Italian inspirations

Susie Jacoby, of Camas, started taking classes from Field almost three years ago. She was also among the women who traveled to Italy in September 2010.

The highlight of the trip for Jacoby was Assisi, described by her as a “beautiful city on a hill with so much meaning.”

She appreciated going overseas with a smaller group.

“The tour was fun, flexible and had a very one-on-one feel,” Jacoby said. “We each had personal time with Bruno and Elida — be it talking while we were cooking or walking on our tours or even the one-on-one time we had during the art sessions. We had the opportunity to go shopping on our own if we so chose to or just have some quite time alone. Elida and Bruno did a fantastic job working together and making every moment count.”

Jacoby’s medium is acrylic on canvas, and she paints abstracts, as well as trees and florals.

She said the trip to Italy was very inspiring artistically and spiritually.

“You don’t need experience in the arts to appreciate and become inspired by Italy and all it has to offer, along with the talents of Elida and Father Bruno to help you see your own gifts and strengths within.”

Dining with the locals

Field’s sister, Danielle Harris, was also part of the September 2010 trip.

Harris said she enjoyed meeting residents of Cagli.

“Two brothers and their families run the bar and cafe in the town, which acts as the gathering spot for everyone in the region,” she said. “We spent the mornings ordering cappuccino and the evenings cheering for soccer over grappa.”

Harris went to Italy to launch her blog, Oregon Pilgrim ( and to spend time with her sister.
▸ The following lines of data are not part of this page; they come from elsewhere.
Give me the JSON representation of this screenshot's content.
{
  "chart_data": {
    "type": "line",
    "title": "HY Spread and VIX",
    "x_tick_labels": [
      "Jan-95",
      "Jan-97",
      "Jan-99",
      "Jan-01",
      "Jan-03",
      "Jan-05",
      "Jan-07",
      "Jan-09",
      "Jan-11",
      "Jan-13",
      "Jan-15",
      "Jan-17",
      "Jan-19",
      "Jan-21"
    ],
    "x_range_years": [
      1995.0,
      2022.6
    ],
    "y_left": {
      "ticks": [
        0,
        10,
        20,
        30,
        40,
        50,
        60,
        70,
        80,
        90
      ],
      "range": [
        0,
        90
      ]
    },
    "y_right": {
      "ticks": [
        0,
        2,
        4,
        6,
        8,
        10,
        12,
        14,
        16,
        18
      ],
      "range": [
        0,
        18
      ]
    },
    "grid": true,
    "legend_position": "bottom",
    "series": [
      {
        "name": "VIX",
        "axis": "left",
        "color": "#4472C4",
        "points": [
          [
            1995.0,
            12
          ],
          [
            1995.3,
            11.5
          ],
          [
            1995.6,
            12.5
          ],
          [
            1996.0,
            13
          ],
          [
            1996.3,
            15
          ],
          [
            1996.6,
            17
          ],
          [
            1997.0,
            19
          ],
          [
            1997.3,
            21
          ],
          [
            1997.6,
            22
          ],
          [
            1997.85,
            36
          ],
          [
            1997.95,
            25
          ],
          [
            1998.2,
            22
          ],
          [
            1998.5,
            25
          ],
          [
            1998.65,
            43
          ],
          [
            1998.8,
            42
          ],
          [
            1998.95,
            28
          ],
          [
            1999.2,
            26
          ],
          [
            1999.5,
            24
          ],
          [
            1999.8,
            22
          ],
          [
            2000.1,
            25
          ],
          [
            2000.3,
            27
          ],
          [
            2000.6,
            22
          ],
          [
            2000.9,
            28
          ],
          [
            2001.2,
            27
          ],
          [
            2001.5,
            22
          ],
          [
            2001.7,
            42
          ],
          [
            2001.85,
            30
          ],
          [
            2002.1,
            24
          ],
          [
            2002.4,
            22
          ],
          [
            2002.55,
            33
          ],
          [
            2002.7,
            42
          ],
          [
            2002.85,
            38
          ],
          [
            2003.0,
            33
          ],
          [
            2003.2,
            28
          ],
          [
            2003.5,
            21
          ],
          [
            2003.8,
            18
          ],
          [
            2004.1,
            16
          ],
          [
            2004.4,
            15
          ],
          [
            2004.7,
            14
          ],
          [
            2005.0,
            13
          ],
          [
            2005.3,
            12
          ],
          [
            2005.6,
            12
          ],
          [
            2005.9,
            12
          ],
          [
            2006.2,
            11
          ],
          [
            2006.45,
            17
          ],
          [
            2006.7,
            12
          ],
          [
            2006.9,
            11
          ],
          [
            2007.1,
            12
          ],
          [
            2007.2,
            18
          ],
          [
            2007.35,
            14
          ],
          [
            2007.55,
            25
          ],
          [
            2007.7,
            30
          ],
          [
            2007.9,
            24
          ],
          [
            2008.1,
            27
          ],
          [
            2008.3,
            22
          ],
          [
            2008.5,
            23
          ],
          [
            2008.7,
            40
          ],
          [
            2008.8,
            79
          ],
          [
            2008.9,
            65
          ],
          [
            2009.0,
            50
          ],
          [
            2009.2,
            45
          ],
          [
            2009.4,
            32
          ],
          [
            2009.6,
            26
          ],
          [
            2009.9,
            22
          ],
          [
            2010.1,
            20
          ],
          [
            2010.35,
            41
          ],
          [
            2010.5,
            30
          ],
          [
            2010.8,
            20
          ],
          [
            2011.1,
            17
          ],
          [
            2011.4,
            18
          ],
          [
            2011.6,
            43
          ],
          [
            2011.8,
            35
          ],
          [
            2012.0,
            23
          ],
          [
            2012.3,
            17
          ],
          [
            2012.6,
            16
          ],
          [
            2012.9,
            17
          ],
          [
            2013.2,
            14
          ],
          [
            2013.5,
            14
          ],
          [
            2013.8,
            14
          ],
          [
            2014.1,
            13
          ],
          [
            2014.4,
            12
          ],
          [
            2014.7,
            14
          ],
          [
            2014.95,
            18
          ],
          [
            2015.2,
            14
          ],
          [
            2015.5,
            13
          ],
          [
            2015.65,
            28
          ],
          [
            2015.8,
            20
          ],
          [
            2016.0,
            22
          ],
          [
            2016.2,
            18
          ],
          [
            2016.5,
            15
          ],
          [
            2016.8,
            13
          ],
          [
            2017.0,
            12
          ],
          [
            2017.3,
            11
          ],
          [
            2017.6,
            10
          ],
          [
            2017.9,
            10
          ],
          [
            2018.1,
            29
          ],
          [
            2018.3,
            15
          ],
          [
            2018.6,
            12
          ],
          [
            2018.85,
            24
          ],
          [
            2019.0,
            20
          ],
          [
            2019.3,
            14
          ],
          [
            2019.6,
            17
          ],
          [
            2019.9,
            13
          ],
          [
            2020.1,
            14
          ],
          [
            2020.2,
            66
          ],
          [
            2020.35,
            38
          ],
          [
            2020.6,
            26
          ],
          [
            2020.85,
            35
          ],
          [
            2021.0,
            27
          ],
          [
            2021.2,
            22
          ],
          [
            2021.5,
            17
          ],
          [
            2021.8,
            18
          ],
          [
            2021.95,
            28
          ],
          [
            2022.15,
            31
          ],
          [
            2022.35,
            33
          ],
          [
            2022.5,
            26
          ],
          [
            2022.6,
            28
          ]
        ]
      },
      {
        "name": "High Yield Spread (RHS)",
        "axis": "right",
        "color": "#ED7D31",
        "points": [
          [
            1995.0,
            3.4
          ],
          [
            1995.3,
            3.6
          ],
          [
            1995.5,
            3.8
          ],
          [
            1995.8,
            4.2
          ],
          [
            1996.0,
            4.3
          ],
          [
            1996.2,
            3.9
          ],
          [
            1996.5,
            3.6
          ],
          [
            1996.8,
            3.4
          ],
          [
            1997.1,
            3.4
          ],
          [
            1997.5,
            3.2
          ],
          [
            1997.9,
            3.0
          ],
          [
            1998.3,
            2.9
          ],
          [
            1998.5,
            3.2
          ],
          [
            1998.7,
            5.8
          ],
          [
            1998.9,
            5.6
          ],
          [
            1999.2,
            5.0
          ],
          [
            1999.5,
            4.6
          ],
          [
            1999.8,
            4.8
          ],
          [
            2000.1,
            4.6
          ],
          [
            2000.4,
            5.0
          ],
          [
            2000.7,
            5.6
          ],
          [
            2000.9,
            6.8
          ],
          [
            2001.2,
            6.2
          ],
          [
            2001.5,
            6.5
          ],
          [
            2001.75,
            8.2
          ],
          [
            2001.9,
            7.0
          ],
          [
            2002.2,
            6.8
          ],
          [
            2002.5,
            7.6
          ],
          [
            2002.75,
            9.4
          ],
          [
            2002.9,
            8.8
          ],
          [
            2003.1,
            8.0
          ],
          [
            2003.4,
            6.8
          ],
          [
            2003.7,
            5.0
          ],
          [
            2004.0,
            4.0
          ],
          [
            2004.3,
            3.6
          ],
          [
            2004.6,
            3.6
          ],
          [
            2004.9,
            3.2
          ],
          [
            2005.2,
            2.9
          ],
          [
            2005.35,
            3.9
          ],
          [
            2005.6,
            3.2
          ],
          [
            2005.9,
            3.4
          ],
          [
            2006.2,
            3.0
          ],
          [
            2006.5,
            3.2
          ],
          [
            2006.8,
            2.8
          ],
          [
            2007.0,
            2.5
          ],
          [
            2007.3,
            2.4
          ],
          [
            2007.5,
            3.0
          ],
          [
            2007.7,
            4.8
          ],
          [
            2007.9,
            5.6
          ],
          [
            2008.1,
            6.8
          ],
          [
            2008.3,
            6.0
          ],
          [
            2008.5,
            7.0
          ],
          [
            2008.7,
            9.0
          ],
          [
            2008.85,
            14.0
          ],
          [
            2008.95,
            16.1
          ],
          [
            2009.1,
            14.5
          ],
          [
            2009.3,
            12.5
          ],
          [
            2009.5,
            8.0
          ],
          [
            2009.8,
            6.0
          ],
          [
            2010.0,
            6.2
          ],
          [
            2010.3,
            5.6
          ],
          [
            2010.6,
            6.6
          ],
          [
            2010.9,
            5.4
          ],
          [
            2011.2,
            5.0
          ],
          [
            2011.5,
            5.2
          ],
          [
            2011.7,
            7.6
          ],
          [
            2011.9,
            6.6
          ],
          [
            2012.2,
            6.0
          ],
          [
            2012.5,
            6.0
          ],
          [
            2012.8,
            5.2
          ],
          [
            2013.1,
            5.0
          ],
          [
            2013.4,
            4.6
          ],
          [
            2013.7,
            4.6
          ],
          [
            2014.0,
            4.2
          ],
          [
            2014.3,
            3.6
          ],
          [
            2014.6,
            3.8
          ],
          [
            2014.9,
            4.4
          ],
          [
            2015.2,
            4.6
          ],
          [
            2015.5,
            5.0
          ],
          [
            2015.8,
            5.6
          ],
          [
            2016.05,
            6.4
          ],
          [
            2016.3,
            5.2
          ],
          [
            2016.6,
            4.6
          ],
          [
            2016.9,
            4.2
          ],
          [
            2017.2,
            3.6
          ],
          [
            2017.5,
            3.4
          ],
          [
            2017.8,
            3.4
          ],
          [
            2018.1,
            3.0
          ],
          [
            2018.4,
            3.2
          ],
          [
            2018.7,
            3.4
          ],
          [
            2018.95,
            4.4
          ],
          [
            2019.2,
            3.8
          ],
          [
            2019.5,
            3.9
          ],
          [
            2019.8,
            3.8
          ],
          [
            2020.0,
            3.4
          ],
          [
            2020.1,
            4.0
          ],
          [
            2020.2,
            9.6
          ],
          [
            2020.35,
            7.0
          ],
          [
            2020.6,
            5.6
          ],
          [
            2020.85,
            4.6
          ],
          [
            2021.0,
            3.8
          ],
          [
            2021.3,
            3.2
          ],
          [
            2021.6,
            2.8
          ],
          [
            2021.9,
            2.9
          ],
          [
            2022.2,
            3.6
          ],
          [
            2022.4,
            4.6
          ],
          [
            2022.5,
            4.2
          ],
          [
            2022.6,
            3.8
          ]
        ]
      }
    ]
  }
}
Harris said she enjoyed being with genuine and interesting people.

“Bruno made a huge difference, helping to bridge the gap between being tourists and locals,” she said. “We visited different eateries, ate dinner with Italians and were invited to dinner at restaurants. This made such a difference.”

Enjoying artistic accomplishments

Field said she enjoys inspiring people.

“I love to show them something new and to push them out of what they know, to help them experience life more fully,” she said. “Italy is the mecca for artists. For me to be able to experience it with others — sometimes for their first time — is such a joy.

“As an artist, I never thought I could feel better than when I finish my own works of art,” Field added. “To create a masterpiece feels amazing. However I have to say I get as much, if not more, joy watching others grow — particularly women — and seeing them transform into amazing, accomplished artists themselves.”

Sharing Italian culture

Segatta said he tries not to emphasize dates or names of artists.

“The cities in Italy, and especially Florence, Rome and Venice, are like a good book to be read and interpreted,” he said. “The different chapters written by thousands of artists can be overwhelming. The tours are about awakening the critical eye and interpreting those realities.”

Segatta spent 23 years in Florence, working as the assistant to the dean of students and teaching in the fine arts program for Gonzaga University.

An unforgettable trip

Bev Kadow and her husband Lloyd, of Vancouver, traveled in April with Field, Segatta and several other individuals — to areas including Rome, the island of Capri, Pompeii, Positano, Naples and the Amalfi Coast. They visited the Sistine Chapel and Trevi Fountain.

Since their trip to Italy in the spring, Bev said she can’t get enough of painting.

“It sparked something in me and inspires me daily,” she said. “Bruno taught a unique class in mixed media, showing us how to use discarded boards and paint to create beautiful, textured works of art. I do the paintings, and Lloyd does the prep and finish work.”

Bev’s pastels, acrylics and mixed media will be on display next month at Field’s art studio and gallery, 421 N.E. Cedar St. A reception is planned for Friday, Oct. 7, from 5 to 8 p.m.